There are national signs of cohesion which any united and properly cohesive state or people normally have. They include an agreed national dress Think of a flowing agbanda from West Africa, the red Chinese tube dresses, the flowing kanzus from Israel of other Muslim countries. These dresses identifies you as a people from a common place, you need to look at the kinship that these people have to contend this.

Then we have language. A common language that can be spoken and understood by everyone. Language does not guarantee unity but it makes communication easy and reduces discrimination based on what language someone speaks. It reduces the suspicion and apprehension that lurks in our offices when a new employee walks in and everyone is waiting to hear their second name.
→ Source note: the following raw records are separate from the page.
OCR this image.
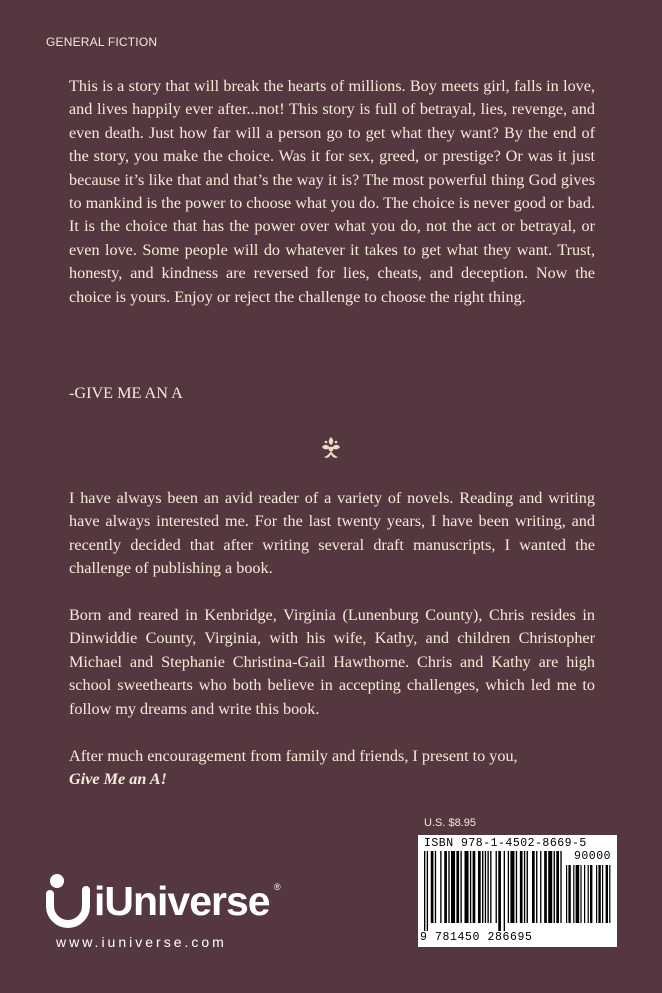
GENERAL FICTION

This is a story that will break the hearts of millions. Boy meets girl, falls in love, and lives happily ever after...not! This story is full of betrayal, lies, revenge, and even death. Just how far will a person go to get what they want? By the end of the story, you make the choice. Was it for sex, greed, or prestige? Or was it just because it’s like that and that’s the way it is? The most powerful thing God gives to mankind is the power to choose what you do. The choice is never good or bad. It is the choice that has the power over what you do, not the act or betrayal, or even love. Some people will do whatever it takes to get what they want. Trust, honesty, and kindness are reversed for lies, cheats, and deception. Now the choice is yours. Enjoy or reject the challenge to choose the right thing.

-GIVE ME AN A

I have always been an avid reader of a variety of novels. Reading and writing have always interested me. For the last twenty years, I have been writing, and recently decided that after writing several draft manuscripts, I wanted the challenge of publishing a book.

Born and reared in Kenbridge, Virginia (Lunenburg County), Chris resides in Dinwiddie County, Virginia, with his wife, Kathy, and children Christopher Michael and Stephanie Christina-Gail Hawthorne. Chris and Kathy are high school sweethearts who both believe in accepting challenges, which led me to follow my dreams and write this book.

After much encouragement from family and friends, I present to you,
Give Me an A!

U.S. $8.95
ISBN 978-1-4502-8669-5
90000
9 781450 286695
iUniverse ®
www.iuniverse.com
I have looked at our country and wondered what these parts of our great giant statue may be. A good constitution-Golden head of Kenya. Breasts and arms of silver- free political space in Kenya. Belly and thigh of bronze-our diversity culturally and ethnically. Legs of iron-language diversity. Feet of clay-language. We do not have something which we as Kenyans can say is proudly us, well except loins and Maasais. So here we are, a people who have no common language, no common dress, no common national culture or even one aspect of culture that runs across all cultures that we have, even religion is profiled according to regions…True… we lack a central unifying factor that badly. Forget what other nations think of us. Our leaders; political, church or otherwise are the most divisive of all.

These people...

The efforts at cohesion and integration by government spokesman, Tourism ministry and National Cohesion and Integration Commission will have to be approached from other more informed and enlightened point than those silly slogans and knee jack shameful decisions like secretly monitoring people’s phone text messages by NCIC.

But don’t worry; this giant statue of a nation, this colossus called Kenya is safe for now.

No, ladies and gentlemen, she will not crumble and break into a thousand pieces. It will crack in bits and the pieces will fall off as we replace them till one day we will have a country, a giant whose whole body is golden. For now, what we have is a colossus with clay feet.